ELLESMERE Port and Neston’s MP has said he is confident that the disposal of Syria’s chemical waste will present “no greater hazard” than the chemicals routinely destroyed in the town.
It was announced last week that 150 tonnes of industrial-grade chemicals from Syria’s stockpile was to be destroyed by Veolia Environment Services in Bridges Road.
Andrew Miller called on the Foreign Secretary after he found the lack of information surrounding the disposal “appalling.”
He said hundreds of constituents have written to him with concerns about the disposal and asked why the Government had failed to keep him fully informed about the contract with Veolia.
After Foreign Secretary William Hague offered his apologies, Mr Miller met with Philip Dunne MP – parliamentary under secretary of state at the Ministry of Defence (MoD) – as well as expert scientists from the MoD and Environment Agency to discuss the situation and ask questions about the nature of the contract.

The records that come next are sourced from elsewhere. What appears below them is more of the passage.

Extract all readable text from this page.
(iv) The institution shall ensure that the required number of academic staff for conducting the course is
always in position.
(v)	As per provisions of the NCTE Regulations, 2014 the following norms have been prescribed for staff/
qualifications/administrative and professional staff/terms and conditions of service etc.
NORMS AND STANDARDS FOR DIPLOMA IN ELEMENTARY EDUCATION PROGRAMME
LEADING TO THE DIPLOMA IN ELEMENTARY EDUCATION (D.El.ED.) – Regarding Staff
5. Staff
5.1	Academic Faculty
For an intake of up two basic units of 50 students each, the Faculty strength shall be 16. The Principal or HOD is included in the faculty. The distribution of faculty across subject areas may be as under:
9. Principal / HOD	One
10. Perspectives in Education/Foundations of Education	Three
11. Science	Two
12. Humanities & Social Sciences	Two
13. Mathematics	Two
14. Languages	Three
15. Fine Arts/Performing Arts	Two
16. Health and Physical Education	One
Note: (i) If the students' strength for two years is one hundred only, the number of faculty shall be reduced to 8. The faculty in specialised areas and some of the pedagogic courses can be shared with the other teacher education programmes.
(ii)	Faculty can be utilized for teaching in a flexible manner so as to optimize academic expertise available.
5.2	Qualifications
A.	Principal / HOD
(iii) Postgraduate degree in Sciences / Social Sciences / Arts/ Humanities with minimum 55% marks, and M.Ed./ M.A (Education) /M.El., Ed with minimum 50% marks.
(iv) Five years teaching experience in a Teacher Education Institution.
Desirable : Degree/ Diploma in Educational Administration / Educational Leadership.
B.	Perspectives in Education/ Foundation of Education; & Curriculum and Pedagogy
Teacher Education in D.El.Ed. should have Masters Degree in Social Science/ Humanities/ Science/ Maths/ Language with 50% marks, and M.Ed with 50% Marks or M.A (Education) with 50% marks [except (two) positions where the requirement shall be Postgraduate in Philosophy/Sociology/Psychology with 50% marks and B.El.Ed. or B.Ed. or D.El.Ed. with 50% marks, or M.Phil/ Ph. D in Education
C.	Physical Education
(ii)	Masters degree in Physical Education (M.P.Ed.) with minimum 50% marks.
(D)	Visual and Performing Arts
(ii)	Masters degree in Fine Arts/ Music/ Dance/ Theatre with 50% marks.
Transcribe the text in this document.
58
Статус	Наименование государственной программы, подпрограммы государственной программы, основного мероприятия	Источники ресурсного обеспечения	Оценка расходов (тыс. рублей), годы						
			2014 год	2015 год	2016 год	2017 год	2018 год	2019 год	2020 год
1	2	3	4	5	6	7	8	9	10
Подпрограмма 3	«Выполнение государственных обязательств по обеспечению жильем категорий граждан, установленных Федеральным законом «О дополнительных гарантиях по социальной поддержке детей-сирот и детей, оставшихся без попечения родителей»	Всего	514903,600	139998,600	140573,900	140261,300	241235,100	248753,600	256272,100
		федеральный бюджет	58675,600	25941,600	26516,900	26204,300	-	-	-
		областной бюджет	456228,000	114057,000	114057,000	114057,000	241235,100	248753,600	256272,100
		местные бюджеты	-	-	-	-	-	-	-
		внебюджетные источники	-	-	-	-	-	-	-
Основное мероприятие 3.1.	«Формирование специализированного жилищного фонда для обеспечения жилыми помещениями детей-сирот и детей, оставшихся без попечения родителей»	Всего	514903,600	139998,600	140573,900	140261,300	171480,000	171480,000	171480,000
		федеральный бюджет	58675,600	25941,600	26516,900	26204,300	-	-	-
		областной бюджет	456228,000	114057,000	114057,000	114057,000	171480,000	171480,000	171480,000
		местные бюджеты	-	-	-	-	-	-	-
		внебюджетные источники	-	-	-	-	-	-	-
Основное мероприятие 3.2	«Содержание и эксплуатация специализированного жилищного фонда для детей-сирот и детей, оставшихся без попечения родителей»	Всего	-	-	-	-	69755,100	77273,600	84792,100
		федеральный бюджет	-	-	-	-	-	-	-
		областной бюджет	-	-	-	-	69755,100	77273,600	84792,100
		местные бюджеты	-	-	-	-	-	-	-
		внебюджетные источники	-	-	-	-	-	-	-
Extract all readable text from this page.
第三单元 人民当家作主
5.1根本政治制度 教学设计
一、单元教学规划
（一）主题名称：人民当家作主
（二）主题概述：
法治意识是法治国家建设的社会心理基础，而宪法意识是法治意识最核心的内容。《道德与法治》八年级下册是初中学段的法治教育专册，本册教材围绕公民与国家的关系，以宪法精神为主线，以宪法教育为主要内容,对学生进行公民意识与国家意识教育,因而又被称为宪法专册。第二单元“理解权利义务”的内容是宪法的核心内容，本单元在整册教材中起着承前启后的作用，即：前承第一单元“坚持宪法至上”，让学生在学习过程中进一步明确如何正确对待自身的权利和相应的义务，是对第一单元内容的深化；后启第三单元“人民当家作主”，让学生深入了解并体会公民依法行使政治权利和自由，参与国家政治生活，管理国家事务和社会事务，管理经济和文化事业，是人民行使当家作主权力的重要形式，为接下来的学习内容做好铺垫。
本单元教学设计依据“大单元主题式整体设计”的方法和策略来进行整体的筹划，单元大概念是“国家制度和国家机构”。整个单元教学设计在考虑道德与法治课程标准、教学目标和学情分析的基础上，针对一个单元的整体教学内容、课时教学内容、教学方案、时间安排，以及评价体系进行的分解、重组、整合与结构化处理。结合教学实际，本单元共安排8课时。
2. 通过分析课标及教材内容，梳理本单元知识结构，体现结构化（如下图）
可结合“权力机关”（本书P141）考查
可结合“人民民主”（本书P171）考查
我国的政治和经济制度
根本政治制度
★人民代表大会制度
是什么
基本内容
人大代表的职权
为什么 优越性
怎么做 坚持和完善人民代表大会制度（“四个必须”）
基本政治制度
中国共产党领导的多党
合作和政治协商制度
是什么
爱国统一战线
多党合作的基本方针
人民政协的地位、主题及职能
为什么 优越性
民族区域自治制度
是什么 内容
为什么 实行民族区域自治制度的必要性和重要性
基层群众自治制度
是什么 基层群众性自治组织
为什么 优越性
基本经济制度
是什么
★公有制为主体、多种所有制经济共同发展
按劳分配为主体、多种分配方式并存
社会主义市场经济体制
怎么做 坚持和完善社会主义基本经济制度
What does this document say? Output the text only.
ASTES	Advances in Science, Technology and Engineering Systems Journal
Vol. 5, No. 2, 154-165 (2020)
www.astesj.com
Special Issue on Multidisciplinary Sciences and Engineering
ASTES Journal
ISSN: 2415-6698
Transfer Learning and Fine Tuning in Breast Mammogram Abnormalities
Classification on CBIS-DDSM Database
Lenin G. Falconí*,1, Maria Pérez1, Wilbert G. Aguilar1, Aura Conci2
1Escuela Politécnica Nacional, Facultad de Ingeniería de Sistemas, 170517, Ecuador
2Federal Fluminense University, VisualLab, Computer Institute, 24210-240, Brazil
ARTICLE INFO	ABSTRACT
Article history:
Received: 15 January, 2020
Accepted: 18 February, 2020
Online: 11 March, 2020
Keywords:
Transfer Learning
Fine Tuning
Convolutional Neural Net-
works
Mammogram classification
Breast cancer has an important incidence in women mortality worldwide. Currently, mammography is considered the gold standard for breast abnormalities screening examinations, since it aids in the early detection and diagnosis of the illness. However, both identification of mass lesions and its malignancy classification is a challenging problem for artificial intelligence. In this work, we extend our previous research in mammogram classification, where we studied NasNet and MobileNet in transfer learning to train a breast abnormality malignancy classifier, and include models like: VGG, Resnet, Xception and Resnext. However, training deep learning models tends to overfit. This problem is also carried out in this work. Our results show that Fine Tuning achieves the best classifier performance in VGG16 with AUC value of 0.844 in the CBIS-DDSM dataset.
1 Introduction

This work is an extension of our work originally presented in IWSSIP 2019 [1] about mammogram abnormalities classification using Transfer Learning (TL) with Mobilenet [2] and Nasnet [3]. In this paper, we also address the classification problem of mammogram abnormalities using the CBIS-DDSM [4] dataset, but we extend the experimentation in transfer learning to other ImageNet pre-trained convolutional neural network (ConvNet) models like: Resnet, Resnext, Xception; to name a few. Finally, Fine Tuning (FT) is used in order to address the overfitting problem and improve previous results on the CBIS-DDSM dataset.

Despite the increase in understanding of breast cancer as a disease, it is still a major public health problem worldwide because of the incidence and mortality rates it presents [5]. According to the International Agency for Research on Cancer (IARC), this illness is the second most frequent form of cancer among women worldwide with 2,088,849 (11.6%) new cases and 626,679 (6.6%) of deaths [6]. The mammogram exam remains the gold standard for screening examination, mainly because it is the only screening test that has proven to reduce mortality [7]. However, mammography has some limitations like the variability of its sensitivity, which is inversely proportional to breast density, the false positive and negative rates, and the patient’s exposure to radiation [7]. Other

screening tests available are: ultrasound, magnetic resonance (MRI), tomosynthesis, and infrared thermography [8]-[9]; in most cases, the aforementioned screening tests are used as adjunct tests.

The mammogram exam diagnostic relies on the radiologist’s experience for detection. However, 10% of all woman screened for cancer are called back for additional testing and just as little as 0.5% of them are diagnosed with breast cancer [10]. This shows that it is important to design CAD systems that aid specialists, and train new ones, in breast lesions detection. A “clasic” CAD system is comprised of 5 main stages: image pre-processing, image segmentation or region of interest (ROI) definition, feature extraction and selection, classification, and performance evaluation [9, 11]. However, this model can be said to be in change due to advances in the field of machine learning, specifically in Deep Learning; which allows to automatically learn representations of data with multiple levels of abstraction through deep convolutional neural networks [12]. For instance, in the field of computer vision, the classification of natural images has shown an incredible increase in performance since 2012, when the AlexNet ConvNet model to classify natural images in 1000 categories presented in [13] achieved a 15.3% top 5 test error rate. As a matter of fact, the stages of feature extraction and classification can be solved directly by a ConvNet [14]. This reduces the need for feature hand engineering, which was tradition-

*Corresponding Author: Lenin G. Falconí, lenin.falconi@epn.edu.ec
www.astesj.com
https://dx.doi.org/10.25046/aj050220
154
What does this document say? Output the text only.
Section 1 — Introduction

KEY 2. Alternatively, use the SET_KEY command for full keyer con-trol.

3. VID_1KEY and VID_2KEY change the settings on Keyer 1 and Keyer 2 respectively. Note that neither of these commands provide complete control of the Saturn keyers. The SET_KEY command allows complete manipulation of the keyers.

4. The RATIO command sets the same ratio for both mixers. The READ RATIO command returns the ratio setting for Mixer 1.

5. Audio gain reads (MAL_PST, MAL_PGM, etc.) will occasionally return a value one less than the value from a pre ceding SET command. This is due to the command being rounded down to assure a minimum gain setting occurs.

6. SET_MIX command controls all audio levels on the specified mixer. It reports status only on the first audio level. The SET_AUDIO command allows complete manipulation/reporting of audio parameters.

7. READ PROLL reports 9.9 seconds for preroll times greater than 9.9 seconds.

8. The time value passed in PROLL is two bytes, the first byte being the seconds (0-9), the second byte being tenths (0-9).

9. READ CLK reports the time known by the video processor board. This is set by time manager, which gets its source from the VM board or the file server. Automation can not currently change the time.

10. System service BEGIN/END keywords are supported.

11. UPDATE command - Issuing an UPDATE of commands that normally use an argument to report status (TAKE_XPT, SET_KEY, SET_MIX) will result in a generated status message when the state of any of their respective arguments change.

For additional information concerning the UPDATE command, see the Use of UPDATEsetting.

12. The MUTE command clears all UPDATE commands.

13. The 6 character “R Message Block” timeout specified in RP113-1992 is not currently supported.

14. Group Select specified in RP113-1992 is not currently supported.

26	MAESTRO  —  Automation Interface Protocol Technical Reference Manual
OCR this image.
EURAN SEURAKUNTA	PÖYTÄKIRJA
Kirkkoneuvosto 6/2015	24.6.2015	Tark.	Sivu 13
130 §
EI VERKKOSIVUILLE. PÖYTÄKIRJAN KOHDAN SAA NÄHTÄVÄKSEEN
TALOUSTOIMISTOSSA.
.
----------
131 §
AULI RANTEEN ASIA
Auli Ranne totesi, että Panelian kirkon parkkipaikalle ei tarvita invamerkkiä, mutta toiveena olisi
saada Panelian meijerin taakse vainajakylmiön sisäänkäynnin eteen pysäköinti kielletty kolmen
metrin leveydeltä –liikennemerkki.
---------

Mr Miller said: “It is unfortunate that the Government failed to engage with the local community but I am grateful for the apology from William Hague and the subsequent actions he took.
“I am now confident that there are no actual ‘chemical weapons’ coming to the site in Ellesmere Port and the materials in transit present no greater hazard than the normal day to day work undertaken by Veolia Environment Services, and are much like the chemicals emanating from civilian sources routinely destroyed at the plant.”
In a recent article, a Veolia company spokesman told the Globe that the substances – known as B precursors - are routinely used in the pharmaceutical industry in the UK and are “similar in nature” to standard industrial materials “safely processed on a regular basis” at Ellesmere Port.
More than 750 people have signed a petition
to stop the chemicals being destroyed in Ellesmere Port and have called on the MoD to find an alternative location.
The Foreign Office has assured people that the chemicals – which are heading to the UK after Syrian President Assad agreed to dismantle his regime’s weapons stockpile – would only become toxic if mixed with A precursors. These are being removed from Syria separately.
The disposal process is due to take place at the end of February.